Soixante ans que le Wiener Staatsoper affiche cette mise en scène de Tosca signée Margarethe Wallmann. D’aucuns lui reprochent de sentir la naphtaline. Soixante ans que le rideau se lève sur des décors monumentaux, conformes aux lieux du drame : église à la perspective vertigineuse ; appartements de Scarpia dont la décoration semble devoir davantage à Ruhlmann qu’à Canova ; plateforme du Castel Sant’Angelo écrasée par un ange gigantesque. Soixante ans, c’est à dire plusieurs générations de Tosca et de Scarpia se glissant dans des costumes somptueux à la suite de Renata Tebaldi qui fut une des premières à étrenner cette production. Vienne a la légende à fleur de peau.
Soixante ans, c’est un âge vénérable mais il en est finalement des spectacles d’opéra comme de pas mal de choses. Une fois franchi un certain cap, ils deviennent imperméables aux modes, mieux qu’intemporels : classiques. Puis Tosca, au contraire d’autres ouvrages du répertoire, n’autorise pas ces lectures originales, voire subversives, que notre époque affectionne. Livret et partition ensemble unis s’opposent à toute tentative d’interprétation. Ce n’est pas de substances scéniques illicites que se nourrit le polar lyrique de Puccini mais de voix et de musique. Il lui faut pour remplir son office théâtral des chanteurs sauvages tenus au collier par un chef d’orchestre dont la baguette est le fouet du dompteur.
Le Wiener Staastoper promettait Hampson, Pieczonka et Antonenko dirigés par Domingo. Les hasards de l’hiver ont écartés les deux premiers au profit de Marco Vratogna et Sae Kyung Rim. Ces changements de distribution ont parfois valeur de révélation. Des artistes, placés opportunément sous des sunlights qui les avaient jusqu’alors ignorés, accèdent au tremplin de la gloire. Il arrive aussi que les remplaçants, sans démériter, ne marquent pas la représentation d’une empreinte indélébile. On rangera la soirée dans cette deuxième catégorie. Il ne s’agit pas de remettre en question le talent des deux interprètes. Qualité Vienne oblige, l’un et l’autre figurent parmi les meilleurs de leur catégorie. Le baryton possède un de ces formats héroïques nécessaire pour dominer les coups et les à-coups d’une partition intraitable. La projection est imparable et le timbre n’est pas dépourvu d’élégance, trop d’ailleurs.
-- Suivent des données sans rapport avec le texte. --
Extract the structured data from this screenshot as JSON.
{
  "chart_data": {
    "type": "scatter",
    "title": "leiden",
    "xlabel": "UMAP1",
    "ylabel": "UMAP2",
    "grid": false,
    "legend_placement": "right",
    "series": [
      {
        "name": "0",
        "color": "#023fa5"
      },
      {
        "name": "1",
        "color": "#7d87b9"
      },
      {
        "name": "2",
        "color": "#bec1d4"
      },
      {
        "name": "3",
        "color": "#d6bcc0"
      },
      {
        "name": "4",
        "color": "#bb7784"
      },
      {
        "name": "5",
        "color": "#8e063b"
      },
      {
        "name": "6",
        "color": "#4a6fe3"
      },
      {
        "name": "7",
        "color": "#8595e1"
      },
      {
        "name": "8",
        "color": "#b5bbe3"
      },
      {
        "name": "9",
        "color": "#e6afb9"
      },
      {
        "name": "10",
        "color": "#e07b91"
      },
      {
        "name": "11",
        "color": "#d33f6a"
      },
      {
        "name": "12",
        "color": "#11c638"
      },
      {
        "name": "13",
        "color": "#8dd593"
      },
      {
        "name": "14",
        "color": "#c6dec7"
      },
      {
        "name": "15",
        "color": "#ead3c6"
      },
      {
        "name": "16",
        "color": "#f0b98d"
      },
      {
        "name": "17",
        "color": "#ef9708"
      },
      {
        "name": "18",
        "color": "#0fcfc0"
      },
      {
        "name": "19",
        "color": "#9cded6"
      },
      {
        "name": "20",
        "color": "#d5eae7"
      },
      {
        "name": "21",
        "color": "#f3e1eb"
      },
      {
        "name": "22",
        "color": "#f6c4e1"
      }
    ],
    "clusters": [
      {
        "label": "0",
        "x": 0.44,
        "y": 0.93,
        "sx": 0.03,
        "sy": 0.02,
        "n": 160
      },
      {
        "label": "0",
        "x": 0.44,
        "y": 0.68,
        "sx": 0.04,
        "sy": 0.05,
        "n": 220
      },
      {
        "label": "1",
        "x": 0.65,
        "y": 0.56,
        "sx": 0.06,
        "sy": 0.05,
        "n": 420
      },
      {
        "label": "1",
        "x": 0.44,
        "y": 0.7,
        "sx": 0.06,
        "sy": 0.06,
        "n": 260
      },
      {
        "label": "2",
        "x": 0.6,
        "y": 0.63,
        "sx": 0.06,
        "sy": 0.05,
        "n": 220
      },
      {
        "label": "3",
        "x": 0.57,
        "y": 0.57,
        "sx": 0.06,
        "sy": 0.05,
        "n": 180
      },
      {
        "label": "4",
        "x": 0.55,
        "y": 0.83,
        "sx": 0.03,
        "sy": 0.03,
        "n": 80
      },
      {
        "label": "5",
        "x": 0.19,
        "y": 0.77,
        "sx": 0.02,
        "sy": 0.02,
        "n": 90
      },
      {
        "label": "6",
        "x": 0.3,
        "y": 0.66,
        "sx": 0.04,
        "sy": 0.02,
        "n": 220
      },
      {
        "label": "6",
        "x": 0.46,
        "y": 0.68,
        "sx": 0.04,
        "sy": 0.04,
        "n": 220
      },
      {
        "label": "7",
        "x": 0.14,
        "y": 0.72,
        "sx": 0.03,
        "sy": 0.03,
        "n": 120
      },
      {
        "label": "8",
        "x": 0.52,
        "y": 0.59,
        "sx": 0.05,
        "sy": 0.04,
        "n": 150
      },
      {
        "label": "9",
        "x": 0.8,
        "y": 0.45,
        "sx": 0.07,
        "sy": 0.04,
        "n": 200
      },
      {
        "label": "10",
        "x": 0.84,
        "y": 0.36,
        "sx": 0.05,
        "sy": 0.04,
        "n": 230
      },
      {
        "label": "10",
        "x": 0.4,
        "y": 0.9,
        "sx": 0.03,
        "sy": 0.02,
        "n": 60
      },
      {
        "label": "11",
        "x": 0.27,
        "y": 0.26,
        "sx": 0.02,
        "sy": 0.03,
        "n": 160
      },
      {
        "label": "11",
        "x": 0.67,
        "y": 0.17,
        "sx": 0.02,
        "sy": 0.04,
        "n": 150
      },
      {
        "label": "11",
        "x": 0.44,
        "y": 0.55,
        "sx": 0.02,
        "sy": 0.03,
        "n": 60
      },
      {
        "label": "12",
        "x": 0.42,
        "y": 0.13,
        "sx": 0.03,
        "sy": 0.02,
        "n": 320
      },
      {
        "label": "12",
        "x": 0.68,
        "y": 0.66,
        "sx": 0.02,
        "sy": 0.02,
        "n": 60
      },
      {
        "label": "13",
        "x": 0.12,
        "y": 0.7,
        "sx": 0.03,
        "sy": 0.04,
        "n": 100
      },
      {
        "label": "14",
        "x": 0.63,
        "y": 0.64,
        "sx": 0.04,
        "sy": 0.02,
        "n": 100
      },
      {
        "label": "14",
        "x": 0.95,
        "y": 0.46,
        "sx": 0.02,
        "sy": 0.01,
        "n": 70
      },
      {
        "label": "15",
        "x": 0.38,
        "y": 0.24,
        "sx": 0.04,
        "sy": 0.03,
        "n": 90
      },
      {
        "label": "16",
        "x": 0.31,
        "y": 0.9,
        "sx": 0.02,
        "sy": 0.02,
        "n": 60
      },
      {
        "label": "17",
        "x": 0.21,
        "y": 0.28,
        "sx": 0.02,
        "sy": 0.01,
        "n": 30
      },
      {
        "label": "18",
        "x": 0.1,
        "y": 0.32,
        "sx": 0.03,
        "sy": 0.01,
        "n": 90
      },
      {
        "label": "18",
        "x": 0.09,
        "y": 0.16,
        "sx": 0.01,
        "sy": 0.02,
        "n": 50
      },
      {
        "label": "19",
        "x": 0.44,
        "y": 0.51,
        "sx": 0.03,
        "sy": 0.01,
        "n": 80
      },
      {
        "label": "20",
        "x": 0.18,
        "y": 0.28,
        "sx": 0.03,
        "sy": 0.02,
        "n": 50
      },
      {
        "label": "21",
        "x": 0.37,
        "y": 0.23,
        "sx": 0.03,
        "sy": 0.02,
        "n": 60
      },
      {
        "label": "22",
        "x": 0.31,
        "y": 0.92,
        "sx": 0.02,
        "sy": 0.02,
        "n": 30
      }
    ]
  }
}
On voudrait Scarpia haïssable, teigneux, pervers, la bave aux lèvres. Le préfet de police ici porte une fleur à la boutonnière. La soprano, elle aussi, possède d’indéniables qualités vocales, bien qu’au contraire de son partenaire, le bas de la tessiture lui échappe. L’expression surtout fait cruellement défaut, au mieux conventionnelle, au pire absente comme si chacune des répliques que Puccini offre à son héroïne était passé dans un rouleau compresseur qui en ôterait tout relief.
Tosca sans Tosca, que reste-t-il ? Mario lorsqu’il est interprété par Aleksandrs Antonenko avec un souci de nuance dont on n’aurait pas cru le ténor capable : « E lucevan le stelle » étonnamment allégé, murmuré avec sincérité, ce qui auparavant n’empêche pas le « Vittoria » de faire trembler le lustre et d’une manière générale la vaillance de prendre le pas sur les sentiments, sans contresens et sans que la ligne de chant en souffre. Il reste aussi Placido Domingo, non pas ténor ou baryton mais chef d’orchestre, à la tête d’une phalange qui est aux ensembles instrumentaux ce que Ferrari est aux voitures ; maestro grisé par la puissance du bolide au point de parfois dépasser la limitation de volume mais si familier de l’œuvre qu’il respire de concert avec la musique, mettant au moment des saluts finaux la salle debout.